The Power of Reactive Upgrades in Dynamic Resource Allocation with General Upgrading
讲座通知

2025 年 9月 23 日(星期二),
上午 10:30 - 11:30

信息管理与工程学院102室
上海财经大学(第三教学楼西侧)
上海市杨浦区武东路100号
主题
The Power of Reactive Upgrades in Dynamic Resource Allocation with General Upgrading
Speaker
Cui Zheng
Zhejiang University
Cui Zheng is currently an Assistant Professor in the Department of Data Science and Management Engineering at the School of Management, Zhejiang University. His research focuses on data-driven decision-making, supply chain and inventory management, robust optimization, and goal-driven risk management. His work has been published in leading academic journals such as Operations Research.
Abstract
Product upgrading, which involves offering customers higher-quality products or services, has become an increasingly popular strategy for firms dealing with product proliferation. A common approach is to offer upgrades reactively—providing a substitute only when the initially requested product is unavailable. Despite its widespread use, the efficiency of this reactive heuristic, as well as the optimal upgrading policies within a general network and upgrade structure, remains poorly understood. This paper addresses these gaps by studying dynamic network revenue management with multiple vertically differentiated products and general upgrade options.

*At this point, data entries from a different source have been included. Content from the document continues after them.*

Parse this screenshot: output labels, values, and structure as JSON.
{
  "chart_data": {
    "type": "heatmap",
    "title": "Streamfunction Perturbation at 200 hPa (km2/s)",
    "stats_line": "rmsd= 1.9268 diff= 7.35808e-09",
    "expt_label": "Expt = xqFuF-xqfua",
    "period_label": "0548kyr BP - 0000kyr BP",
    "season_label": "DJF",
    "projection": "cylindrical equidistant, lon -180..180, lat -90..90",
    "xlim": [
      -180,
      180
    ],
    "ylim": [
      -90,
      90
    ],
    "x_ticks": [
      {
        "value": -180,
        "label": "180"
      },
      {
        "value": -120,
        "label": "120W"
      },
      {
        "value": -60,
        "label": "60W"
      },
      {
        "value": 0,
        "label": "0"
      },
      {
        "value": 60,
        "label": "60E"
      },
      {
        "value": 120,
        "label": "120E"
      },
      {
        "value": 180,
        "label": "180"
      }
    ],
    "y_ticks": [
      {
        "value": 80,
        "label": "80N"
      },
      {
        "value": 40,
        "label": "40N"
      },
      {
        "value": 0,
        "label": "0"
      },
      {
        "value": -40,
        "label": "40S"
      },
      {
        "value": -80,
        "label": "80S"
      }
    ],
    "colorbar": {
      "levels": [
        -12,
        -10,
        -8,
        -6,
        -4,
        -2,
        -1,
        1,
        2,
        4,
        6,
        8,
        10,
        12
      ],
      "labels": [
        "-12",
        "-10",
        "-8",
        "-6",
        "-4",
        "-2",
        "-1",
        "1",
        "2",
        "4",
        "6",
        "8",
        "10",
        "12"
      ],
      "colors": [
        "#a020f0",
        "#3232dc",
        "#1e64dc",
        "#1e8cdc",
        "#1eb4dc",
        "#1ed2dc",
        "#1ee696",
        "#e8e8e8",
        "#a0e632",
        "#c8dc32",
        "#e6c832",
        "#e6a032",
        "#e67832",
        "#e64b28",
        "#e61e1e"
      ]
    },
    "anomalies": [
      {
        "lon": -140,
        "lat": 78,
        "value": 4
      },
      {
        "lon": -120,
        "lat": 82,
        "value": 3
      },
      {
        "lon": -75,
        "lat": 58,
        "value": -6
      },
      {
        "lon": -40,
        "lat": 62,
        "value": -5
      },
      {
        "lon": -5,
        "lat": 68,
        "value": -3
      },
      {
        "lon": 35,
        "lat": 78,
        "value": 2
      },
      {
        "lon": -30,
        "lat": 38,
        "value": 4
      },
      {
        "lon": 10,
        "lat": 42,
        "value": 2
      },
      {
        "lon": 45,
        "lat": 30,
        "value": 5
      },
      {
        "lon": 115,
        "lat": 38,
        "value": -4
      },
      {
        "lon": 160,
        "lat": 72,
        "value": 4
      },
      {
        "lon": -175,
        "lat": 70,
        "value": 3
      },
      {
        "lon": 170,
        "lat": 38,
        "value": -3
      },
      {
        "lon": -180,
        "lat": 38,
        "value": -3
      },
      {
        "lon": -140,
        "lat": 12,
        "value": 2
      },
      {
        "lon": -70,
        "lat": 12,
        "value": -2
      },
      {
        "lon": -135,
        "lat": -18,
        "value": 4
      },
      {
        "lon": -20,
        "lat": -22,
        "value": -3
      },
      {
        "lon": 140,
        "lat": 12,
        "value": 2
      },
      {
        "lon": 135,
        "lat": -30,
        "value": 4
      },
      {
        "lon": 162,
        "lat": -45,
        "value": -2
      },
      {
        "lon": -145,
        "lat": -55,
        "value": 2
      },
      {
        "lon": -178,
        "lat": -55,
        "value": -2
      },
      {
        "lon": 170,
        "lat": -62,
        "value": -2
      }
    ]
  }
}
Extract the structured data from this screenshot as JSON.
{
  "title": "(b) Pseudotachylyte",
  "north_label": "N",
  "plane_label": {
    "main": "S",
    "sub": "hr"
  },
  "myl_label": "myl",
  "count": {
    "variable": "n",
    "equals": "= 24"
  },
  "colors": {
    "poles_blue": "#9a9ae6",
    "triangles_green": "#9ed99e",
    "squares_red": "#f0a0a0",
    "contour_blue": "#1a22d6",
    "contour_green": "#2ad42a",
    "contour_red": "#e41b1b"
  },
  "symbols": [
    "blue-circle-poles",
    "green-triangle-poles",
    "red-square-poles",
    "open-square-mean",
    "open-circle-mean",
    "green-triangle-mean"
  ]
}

We establish necessary and sufficient conditions for fulfillment decisions that determine when the reactive heuristic achieves optimality, focusing on the interaction between upgrading flexibility and the consumption network structure. For acceptance decisions involving sequentially arriving customers, we first analyze a simplified network with three products and demonstrate the optimality of state-dependent protection levels that exhibit monotonicity and limited sensitivity. Extending this to a general network, we leverage the structural properties of the optimal policy to develop computationally efficient heuristics using fluid approximation, which we show are asymptotically optimal under high demand. Through extensive numerical simulations, we further validate the effectiveness of these heuristics under scenarios of lower demand and analyze how key model parameters affect the value of upgrading flexibility. Our results offer practical insights for designing and implementing upgrading strategies in complex product networks.